Simple stuff here. The fact that this action filter is executing implies that we want to protect the action that it attributes, and so if we don’t have a header, we’re not authorized.

If we have a header, lets parse the value:

 else {
  string authToken = actionContext.Request.Headers.Authorization.Parameter;
  string decodedToken = Encoding.UTF8.GetString(Convert.FromBase64String(authToken));
  string username = decodedToken.Substring(0, decodedToken.IndexOf(":"));
  string password = decodedToken.Substring(decodedToken.IndexOf(":") + 1);...
}

Just grab the header value, decode it from Base64 back to a string, and then split it. The value that is encoded would normally:, but really if this is a custom solution you can make it anything you want if you’re in control of how the value is encoded and decoded (which here I am – I just decided to follow the standard).

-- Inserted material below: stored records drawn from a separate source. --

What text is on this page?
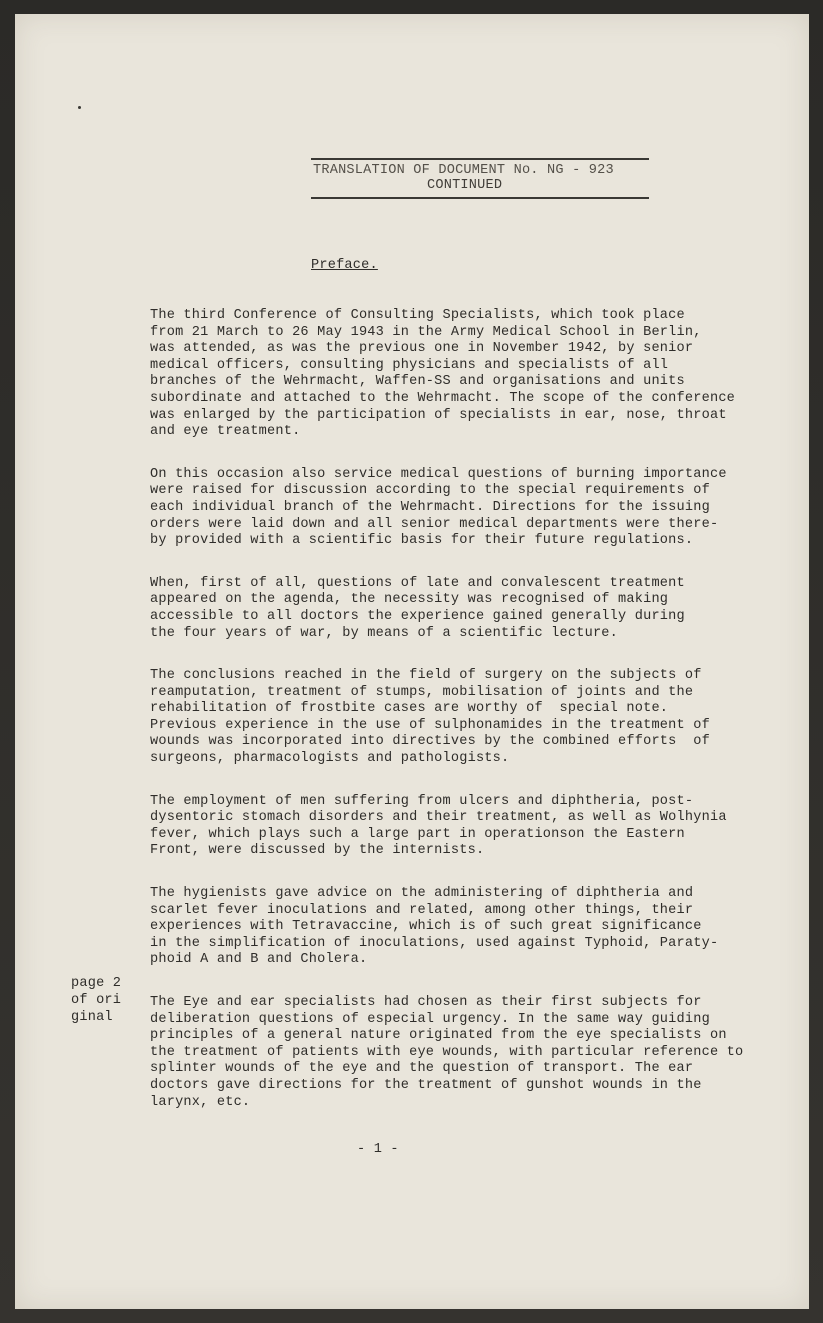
TRANSLATION OF DOCUMENT No. NG - 923
CONTINUED
Preface.

The third Conference of Consulting Specialists, which took place
from 21 March to 26 May 1943 in the Army Medical School in Berlin,
was attended, as was the previous one in November 1942, by senior
medical officers, consulting physicians and specialists of all
branches of the Wehrmacht, Waffen-SS and organisations and units
subordinate and attached to the Wehrmacht. The scope of the conference
was enlarged by the participation of specialists in ear, nose, throat
and eye treatment.

On this occasion also service medical questions of burning importance
were raised for discussion according to the special requirements of
each individual branch of the Wehrmacht. Directions for the issuing
orders were laid down and all senior medical departments were there-
by provided with a scientific basis for their future regulations.

When, first of all, questions of late and convalescent treatment
appeared on the agenda, the necessity was recognised of making
accessible to all doctors the experience gained generally during
the four years of war, by means of a scientific lecture.

The conclusions reached in the field of surgery on the subjects of
reamputation, treatment of stumps, mobilisation of joints and the
rehabilitation of frostbite cases are worthy of  special note.
Previous experience in the use of sulphonamides in the treatment of
wounds was incorporated into directives by the combined efforts  of
surgeons, pharmacologists and pathologists.

The employment of men suffering from ulcers and diphtheria, post-
dysentoric stomach disorders and their treatment, as well as Wolhynia
fever, which plays such a large part in operationson the Eastern
Front, were discussed by the internists.

The hygienists gave advice on the administering of diphtheria and
scarlet fever inoculations and related, among other things, their
experiences with Tetravaccine, which is of such great significance
in the simplification of inoculations, used against Typhoid, Paraty-
phoid A and B and Cholera.

The Eye and ear specialists had chosen as their first subjects for
deliberation questions of especial urgency. In the same way guiding
principles of a general nature originated from the eye specialists on
the treatment of patients with eye wounds, with particular reference to
splinter wounds of the eye and the question of transport. The ear
doctors gave directions for the treatment of gunshot wounds in the
larynx, etc.

page 2
of ori
ginal
- 1 -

Now that we have the username and password, it really is up to you as to how you use it. The normal thing would be to look up some database value and check if the user exists. In my case, I grab a couple of services to find the user that the credentials refer to, and I set the user into the current principal. I then defer execution to the base filter and allow the action to run:

IPasswordTransform transform = DependencyResolver.Current.GetService < IPasswordTransform > ();  
IRepository < User > userRepository = DependencyResolver.Current.GetService < IRepository < User >> ();  
User user = userRepository.All(u => u.Username == username && u.PasswordHash == transform.Transform(password)).SingleOrDefault();

if (user != null) {  
 HttpContext.Current.User = new GenericPrincipal(new ApiIdentity(user), new string[] {});
 base.OnActionExecuting(actionContext);
}

If the user wasn’t found, simply return a 401:

 else { 
   actionContext.Response = new System.Net.Http.HttpResponseMessage(System.Net.HttpStatusCode.Unauthorized); 
}

In the code above where I set HttpContext.Current.User, I am just using a custom type called ApiIdentity, which is an implementation of IIdentity and allows me to store a user entity against the username. For brevity, it’s implementation is:

using System.Security.Principal;

public class ApiIdentity: IIdentity {  
 public User User {
  get;
  private set;
 }
 public ApiIdentity(User user) {
  if (user == null) throw new ArgumentNullException("user");
  this.User = user;
 }

 public string Name {
  get {
   return this.User.Username;
  }
 }

 public string AuthenticationType {
  get {
   return "Basic";
  }
 }

 public bool IsAuthenticated {
  get {
   return true;
  }
 }
}

Using the Basic Authentication action filter

To use this thing, just decorate any action or controller with [BasicAuthentication], and any requests to those actions will require that the Authorization header is sent:

// GET /api/accounts 
[BasicAuthentication] 
public IEnumerable < OwnerAccountDto > Get() {  
 var accounts = _accountsRepository.All(a => a.OwnerKey == AuthorizedUser.Guid).ToList();
 return Mapper.Map<IEnumerable<OwnerAccountDto>> (accounts);
}

I went one step further than this and created an AuthorizedApiController which already has this attribute on it. Furthermore, I added an accessor to get the actual user entity that was authorized when the request was made:

[BasicAuthentication] 
public class AuthorizedApiController: ApiController {  
 public User AuthorizedUser {
  get {
   return ((ApiIdentity) HttpContext.Current.User.Identity).User;
  }
 }
}

A quick note on unit testing: having this property return something straight out of the current HttpContext instance mucks things up a little for unit testing, since there won’t be a context to look at in that scenario. The way to combat it is to either:

  • Create a provider model to retrieve the authenticated user through some IAuthenticatedUserProvider interface
  • Use a framework such as Moq to allow you to mock up a context just for this scenario (available through Nuget too)

Now you have the tools to custom-build an authentication scheme for your Web Api. Happy.. authenticating!